Congestive heart failure (CHF) is a major medical challenge in developed countries. The field of cardiac tissue engineering may provide alternative treatment methods of CHF to current surgical and pharmacological therapies. We previously described a model for the formation of Bioengineered Heart Muscle (BEHM), using fibrin gel as a support matrix for primary cardiac cells during 3D construct formation.
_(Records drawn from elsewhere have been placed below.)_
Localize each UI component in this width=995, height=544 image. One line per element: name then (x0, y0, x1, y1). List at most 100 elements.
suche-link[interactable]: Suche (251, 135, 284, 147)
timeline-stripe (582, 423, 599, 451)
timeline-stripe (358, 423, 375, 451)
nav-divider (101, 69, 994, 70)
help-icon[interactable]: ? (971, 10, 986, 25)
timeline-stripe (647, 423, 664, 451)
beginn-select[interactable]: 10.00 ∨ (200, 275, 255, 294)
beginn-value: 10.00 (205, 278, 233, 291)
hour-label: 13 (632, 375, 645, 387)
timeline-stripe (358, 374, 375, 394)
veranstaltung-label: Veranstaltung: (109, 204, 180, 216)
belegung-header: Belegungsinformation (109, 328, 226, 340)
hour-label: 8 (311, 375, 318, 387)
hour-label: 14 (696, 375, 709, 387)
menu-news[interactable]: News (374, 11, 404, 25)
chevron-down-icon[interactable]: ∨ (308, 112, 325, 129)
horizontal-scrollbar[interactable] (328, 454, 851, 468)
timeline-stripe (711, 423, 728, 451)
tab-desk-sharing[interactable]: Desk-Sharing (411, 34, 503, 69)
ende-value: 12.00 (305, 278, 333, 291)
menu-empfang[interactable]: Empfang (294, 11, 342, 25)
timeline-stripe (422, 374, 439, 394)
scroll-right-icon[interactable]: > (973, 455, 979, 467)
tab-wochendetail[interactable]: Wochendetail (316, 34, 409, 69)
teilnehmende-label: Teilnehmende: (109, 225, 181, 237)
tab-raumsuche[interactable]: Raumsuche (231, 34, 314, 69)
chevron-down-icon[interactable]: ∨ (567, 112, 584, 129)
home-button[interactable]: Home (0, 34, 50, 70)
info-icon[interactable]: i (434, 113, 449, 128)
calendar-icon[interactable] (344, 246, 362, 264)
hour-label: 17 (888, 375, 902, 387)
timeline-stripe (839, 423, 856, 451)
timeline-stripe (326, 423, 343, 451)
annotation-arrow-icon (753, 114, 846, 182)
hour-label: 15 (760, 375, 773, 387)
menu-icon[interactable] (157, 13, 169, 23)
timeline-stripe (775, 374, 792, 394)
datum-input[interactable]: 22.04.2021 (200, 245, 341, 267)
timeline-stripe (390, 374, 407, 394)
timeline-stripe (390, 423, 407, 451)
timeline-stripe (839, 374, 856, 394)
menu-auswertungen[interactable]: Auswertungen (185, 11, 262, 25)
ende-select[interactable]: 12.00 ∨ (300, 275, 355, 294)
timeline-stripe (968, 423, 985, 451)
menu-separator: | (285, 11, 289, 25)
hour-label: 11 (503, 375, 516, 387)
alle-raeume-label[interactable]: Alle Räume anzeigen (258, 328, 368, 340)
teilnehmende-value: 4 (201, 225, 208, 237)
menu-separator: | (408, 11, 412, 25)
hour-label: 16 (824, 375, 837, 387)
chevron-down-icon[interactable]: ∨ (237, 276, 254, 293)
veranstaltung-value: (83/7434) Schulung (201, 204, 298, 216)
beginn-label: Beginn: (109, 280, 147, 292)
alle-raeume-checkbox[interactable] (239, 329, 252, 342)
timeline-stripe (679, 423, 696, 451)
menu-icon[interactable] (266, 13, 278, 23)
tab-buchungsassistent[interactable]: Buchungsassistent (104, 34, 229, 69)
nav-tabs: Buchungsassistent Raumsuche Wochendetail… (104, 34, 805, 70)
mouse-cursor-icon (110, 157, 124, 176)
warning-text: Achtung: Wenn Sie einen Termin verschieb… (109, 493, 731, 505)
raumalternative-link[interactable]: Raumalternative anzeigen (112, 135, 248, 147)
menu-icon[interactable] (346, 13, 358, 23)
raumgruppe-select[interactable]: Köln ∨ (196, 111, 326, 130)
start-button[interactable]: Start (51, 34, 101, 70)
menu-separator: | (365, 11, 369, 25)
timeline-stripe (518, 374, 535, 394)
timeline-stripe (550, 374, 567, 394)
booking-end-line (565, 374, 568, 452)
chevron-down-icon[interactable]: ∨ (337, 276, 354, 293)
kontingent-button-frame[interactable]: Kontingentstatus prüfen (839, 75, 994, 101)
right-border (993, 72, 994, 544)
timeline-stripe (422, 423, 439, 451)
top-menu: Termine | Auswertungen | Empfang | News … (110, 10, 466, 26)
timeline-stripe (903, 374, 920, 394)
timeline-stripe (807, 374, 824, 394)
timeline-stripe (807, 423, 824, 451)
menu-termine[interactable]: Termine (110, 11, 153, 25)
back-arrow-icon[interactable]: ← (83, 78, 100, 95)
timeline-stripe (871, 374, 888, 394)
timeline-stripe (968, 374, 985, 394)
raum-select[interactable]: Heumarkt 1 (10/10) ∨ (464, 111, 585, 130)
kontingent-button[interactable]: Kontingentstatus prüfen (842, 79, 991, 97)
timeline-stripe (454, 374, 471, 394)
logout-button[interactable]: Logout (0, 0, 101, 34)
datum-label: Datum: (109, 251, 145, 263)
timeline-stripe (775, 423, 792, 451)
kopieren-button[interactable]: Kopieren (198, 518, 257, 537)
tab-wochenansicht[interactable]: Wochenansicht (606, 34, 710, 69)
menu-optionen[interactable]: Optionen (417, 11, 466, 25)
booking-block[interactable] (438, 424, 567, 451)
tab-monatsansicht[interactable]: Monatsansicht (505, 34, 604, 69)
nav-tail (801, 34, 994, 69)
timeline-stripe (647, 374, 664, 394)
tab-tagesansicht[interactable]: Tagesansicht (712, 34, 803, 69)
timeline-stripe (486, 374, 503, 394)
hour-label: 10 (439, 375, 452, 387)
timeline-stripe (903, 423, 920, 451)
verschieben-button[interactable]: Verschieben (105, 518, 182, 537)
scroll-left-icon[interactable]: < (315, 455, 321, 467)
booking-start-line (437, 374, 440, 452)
In the current study, we describe modulating the contractile properties of BEHMs utilizing clenbuterol, insulin like growth factor-1 (IGF-1), and thyroid hormone (T3), as additive factors to primary cardiac cells. We found significant changes in force production with the addition of clenbuterol (control: 95.0 ± 32.9 μN, clenbuterol: 201.0 ± 15.8 μN) and IGF-1 (control: 202.9 ± 18 μN, IGF-1: 272.6 ± 19.5 μN) was seen. Selecting IGF-1-treated BEHMs for further analysis, we found an increase in force production during extended culturing at 7, 14 days. Also, at 25 ng/mL, myosin heavy chain α and SERCA2 expression increased by 1.3 ± 0.188 and 1.1 ± 0.04 fold, respectively. Our findings provide preliminary data that can be used to produce BEHMs with higher force of contraction. Exposing BEHMs to these factors would condition the engineered muscle for possible implantation onto injured hearts without cell shock.